Getting NULL pointer exception net.sf.saxon.event.ReceivingContentHandler.startElement in DaisyDiff


I'm using DaizyDIff library to compare two html files. I wrote a java code to implement the DaizyDiff. but while running I'm getting NULL pointer exception on net.sf.saxon.event.ReceivingContentHandler.startElement

I have tries multiple approach on SAXTransformerFactory , but I couldn't figure out

public static void daisyDiffTest() throws Exception {
    String html1 = "<html><body>var v2</body></html>";
    String html2 = "<html>  \n  <body>  \n  Hello world  \n  </body>  \n  </html>";

    try {
        StringWriter finalResult = new StringWriter();
        SAXTransformerFactory tf = (SAXTransformerFactory) SAXTransformerFactory.newInstance();
        TransformerHandler result = tf.newTransformerHandler();
        result.getTransformer().setOutputProperty(OutputKeys.OMIT_XML_DECLARATION, "yes");
        result.getTransformer().setOutputProperty(OutputKeys.INDENT, "yes");
        result.getTransformer().setOutputProperty(OutputKeys.METHOD, "html");
        result.getTransformer().setOutputProperty(OutputKeys.ENCODING, "UTF-8");
        result.setResult(new StreamResult(finalResult));

        ContentHandler postProcess = result;
        Locale val = Locale.ENGLISH;
        DaisyDiff.diffHTML(new InputSource(new StringReader(html1)), new InputSource(new StringReader(html2)),
                postProcess, "test", val);
        System.out.println(finalResult.toString());
    } catch (SAXException e) {
        // TODO Auto-generated catch block
        e.printStackTrace();
    } catch (IOException e) {
        // TODO Auto-generated catch block
        e.printStackTrace();
    }
}

Expected result would be diff in the HTML file.


Solution

  • It's hard to know without knowing what DaisyDiff is, or what calls it makes. It's quite possible that it's not tested or supported for use with Saxon.

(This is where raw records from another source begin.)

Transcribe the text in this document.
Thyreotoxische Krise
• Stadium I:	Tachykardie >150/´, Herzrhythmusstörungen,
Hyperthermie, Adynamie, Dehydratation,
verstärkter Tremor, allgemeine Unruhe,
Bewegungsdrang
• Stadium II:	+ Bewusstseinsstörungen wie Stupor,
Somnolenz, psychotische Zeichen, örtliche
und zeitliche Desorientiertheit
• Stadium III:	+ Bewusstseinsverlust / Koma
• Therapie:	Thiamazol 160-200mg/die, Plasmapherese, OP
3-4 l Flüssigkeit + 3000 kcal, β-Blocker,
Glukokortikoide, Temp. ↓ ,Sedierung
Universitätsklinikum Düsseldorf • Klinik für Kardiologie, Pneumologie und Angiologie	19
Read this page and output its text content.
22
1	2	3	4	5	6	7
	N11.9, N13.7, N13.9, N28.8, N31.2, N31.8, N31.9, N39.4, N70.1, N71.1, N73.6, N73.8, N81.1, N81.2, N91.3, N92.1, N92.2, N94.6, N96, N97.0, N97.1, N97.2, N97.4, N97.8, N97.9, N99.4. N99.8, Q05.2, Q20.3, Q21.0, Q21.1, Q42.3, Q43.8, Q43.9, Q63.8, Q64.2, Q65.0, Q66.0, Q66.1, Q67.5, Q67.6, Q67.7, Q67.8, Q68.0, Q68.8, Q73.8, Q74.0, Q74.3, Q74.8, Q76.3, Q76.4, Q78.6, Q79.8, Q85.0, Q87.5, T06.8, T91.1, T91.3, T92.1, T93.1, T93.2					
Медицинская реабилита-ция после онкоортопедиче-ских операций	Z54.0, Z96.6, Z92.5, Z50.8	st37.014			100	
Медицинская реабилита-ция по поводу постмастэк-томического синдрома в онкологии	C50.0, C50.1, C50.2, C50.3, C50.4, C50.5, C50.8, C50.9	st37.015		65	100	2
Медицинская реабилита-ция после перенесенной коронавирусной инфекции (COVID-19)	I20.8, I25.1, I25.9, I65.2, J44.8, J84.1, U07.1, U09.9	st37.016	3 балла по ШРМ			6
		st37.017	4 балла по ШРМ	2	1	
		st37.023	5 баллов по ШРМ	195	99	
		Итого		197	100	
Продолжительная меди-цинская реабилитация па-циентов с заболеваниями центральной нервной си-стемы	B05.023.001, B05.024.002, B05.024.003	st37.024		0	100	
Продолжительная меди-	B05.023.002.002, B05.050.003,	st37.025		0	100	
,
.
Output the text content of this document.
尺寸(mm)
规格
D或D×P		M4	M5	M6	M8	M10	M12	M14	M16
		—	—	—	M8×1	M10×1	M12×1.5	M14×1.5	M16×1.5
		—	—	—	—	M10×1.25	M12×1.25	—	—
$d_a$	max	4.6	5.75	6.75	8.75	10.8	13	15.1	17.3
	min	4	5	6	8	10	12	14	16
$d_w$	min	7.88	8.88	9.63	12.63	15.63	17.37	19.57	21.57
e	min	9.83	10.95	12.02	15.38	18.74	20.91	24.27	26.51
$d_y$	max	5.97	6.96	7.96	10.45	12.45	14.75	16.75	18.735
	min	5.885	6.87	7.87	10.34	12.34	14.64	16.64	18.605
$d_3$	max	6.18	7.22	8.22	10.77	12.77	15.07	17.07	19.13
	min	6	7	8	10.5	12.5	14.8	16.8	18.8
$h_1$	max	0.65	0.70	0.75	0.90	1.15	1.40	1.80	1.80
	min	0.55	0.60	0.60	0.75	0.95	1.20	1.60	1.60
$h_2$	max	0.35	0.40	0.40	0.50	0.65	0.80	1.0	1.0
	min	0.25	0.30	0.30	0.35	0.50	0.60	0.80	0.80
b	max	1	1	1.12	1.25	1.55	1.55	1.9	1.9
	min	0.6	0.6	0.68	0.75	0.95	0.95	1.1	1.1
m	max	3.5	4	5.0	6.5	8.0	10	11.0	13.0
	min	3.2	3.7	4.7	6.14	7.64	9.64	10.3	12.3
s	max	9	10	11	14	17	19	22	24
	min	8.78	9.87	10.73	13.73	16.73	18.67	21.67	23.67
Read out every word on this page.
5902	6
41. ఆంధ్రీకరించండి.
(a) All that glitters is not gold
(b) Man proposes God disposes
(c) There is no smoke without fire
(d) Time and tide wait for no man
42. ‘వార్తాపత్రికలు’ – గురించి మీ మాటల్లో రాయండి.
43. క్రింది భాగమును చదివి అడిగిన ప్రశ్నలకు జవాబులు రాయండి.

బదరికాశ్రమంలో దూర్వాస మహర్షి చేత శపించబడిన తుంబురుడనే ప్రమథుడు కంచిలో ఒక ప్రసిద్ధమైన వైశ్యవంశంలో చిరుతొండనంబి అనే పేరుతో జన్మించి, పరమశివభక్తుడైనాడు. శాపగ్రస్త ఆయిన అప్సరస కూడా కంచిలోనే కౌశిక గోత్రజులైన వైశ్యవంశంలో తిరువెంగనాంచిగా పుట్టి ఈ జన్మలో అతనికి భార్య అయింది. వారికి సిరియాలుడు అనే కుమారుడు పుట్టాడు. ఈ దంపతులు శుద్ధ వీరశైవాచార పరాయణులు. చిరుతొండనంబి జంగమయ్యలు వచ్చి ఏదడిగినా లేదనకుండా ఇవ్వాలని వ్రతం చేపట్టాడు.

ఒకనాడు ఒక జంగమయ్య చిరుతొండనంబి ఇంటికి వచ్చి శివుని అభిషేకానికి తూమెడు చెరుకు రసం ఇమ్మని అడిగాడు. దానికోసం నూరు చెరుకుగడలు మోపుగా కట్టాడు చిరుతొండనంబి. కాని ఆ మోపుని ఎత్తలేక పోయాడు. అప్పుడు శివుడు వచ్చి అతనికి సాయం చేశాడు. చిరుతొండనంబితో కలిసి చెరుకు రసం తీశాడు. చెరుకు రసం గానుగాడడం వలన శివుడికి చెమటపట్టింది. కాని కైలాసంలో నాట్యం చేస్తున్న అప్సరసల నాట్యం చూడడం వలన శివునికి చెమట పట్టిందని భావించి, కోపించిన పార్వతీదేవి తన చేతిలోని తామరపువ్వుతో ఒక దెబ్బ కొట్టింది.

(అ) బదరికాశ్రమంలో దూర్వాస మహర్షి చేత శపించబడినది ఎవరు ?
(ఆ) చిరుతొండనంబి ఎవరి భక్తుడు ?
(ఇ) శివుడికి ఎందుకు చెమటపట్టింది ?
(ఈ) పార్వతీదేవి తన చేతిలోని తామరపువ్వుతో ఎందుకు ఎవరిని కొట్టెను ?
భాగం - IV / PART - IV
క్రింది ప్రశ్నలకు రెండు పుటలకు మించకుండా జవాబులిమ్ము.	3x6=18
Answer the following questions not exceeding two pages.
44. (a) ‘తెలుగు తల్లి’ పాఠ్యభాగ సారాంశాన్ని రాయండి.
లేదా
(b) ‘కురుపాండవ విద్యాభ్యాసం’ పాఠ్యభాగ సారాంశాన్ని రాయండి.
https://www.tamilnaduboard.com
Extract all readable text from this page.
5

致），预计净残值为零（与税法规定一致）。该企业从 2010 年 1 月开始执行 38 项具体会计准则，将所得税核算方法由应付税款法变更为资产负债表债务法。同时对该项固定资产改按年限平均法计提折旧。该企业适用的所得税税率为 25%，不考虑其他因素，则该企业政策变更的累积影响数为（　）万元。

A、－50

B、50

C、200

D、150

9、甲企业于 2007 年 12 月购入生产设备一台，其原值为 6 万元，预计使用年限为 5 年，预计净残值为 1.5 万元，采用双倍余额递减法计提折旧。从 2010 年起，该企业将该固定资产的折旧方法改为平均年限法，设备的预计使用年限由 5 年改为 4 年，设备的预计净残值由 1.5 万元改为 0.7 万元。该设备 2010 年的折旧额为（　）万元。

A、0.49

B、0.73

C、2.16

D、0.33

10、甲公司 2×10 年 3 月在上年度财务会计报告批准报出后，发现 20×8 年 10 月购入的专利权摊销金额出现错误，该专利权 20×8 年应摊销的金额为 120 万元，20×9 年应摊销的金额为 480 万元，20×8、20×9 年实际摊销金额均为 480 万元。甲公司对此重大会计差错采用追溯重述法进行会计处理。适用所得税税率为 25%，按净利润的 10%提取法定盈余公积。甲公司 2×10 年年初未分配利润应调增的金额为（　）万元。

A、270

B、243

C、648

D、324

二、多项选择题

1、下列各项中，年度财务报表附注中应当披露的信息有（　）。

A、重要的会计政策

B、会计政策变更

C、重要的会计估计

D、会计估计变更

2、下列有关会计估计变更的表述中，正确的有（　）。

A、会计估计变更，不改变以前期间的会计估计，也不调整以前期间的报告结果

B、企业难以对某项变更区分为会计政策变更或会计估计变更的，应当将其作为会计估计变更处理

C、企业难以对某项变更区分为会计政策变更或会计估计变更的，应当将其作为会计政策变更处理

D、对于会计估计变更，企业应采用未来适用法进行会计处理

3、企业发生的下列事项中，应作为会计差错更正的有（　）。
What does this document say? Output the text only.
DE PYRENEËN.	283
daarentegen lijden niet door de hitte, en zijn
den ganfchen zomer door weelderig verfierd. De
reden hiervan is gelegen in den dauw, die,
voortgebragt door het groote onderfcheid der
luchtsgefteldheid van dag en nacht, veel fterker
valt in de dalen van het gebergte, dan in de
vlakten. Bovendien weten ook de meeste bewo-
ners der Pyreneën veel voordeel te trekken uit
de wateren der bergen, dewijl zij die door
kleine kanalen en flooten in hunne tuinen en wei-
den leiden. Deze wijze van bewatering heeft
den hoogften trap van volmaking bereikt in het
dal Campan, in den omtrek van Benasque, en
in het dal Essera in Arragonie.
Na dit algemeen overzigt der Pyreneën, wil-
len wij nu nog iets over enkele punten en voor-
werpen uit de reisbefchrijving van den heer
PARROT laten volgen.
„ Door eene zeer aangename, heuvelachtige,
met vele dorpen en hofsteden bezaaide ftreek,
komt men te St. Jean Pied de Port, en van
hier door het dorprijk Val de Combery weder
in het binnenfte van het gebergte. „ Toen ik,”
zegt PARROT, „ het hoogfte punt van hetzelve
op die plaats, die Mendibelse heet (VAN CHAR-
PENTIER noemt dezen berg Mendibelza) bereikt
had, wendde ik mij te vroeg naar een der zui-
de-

    The format of data passed to the startElement() event in a SAX ContentHandler depends on the configuration options of the XML parser, and the problem when Saxon is invoked as a ContentHandler in this way is that it has no way of discovering what configuration options the parser is using.

    As stated in the Javadoc documentation here: http://www.saxonica.com/documentation/index.html#!javadoc/net.sf.saxon.event/ReceivingContentHandler@startElement if the events emitted by the parser don't correspond to what an appropriately configured parser would emit, the ReceivingContentHandler will fail in unpredictable ways.

    Posting the stack trace of the exception might be useful.